Richtingaanwijzerlampen
Wanneer de richtingaanwijzer aan wordt gezet, dan knipperen de richtingaanwijzers. Wanneer de alarmknipperlichten in werking zijn, dan knipperen beide richtingaanwijzers tegelijkertijd.
Oliedrukcontrolelamp
Wanneer de controlelamp voor de oliedruk brandt, geeft dit aan dat de olie niet door de motor circuleert.
De lamp brandt wanneer de ontsteking aan staat voordat u de motor start. Wanneer de motor draait en het toerental hoger is dan het stationaire toerental, dan moet de lamp uit zijn.
Omstandigheden waaronder de oliecontrolelamp kan gaan branden:
Laag oliepeil. Zet de motor onmiddellijk uit. Voeg olie toe.
Verdunde olie. Vervang olie zo snel mogelijk.

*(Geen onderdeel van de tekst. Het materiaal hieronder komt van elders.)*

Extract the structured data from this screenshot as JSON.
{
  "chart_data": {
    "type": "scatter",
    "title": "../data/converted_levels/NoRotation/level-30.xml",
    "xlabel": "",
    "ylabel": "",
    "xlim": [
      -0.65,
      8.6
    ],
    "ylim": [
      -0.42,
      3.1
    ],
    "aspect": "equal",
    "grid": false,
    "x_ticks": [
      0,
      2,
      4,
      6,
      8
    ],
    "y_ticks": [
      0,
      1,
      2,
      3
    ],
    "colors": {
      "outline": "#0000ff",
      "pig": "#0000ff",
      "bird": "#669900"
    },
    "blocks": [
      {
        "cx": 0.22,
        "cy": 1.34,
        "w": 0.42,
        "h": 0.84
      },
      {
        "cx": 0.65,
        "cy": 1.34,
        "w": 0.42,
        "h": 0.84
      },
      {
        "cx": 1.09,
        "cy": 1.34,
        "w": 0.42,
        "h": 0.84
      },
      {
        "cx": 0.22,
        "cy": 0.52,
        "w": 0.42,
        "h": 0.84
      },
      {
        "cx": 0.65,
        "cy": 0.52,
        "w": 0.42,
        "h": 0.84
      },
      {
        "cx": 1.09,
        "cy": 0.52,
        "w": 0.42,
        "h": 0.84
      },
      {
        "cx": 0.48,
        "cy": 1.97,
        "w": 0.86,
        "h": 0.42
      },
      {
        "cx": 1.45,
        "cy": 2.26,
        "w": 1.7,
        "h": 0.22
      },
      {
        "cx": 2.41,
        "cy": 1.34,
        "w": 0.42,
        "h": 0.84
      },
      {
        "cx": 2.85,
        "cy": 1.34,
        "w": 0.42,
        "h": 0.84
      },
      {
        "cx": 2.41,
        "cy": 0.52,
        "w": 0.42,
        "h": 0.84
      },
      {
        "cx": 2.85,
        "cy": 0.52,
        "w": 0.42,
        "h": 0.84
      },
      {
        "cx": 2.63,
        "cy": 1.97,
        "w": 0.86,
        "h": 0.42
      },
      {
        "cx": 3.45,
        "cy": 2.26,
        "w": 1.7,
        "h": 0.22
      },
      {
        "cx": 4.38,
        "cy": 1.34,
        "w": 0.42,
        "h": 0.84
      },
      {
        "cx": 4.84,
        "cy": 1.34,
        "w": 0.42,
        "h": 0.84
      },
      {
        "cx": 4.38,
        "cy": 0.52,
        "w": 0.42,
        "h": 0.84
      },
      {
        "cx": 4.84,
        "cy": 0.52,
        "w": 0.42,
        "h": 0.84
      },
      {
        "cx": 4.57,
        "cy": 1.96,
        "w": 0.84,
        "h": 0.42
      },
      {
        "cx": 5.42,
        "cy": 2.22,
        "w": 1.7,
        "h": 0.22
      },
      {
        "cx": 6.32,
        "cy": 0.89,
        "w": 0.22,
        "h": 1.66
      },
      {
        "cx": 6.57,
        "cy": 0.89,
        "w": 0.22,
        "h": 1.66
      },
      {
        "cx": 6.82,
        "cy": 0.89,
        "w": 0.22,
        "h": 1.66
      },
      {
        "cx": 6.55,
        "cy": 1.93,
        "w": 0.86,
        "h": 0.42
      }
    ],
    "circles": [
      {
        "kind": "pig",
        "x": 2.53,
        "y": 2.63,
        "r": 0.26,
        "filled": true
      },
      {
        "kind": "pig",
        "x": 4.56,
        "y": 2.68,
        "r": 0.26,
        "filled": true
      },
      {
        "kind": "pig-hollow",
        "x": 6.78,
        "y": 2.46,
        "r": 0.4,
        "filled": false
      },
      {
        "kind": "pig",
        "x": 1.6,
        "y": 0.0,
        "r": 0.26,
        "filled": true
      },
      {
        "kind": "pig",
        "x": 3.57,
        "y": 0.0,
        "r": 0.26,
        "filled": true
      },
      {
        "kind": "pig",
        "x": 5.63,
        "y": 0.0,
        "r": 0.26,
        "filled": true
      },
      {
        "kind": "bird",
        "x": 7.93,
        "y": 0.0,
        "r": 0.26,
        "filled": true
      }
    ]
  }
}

Onjuiste olie voor de bedrijfstemperatuur. Vervang olie zo snel mogelijk.
Zie
Storingen oplossen voor verdere informatie.
MEDEDELING
Als het controlelampje voor de oliedruk blijft branden, controleer dan altijd eerst het oliepeil. Indien er voldoende olie is, maar de lamp blijft branden, zet de motor dan onmiddellijk af en rijd pas weer verder wanneer het probleem is gevonden en de benodigde reparaties zijn uitgevoerd. Indien u dit niet doet, kan de motor beschadigd raken. (00157a)
Afbeelding 1. Controlelampen (standaard)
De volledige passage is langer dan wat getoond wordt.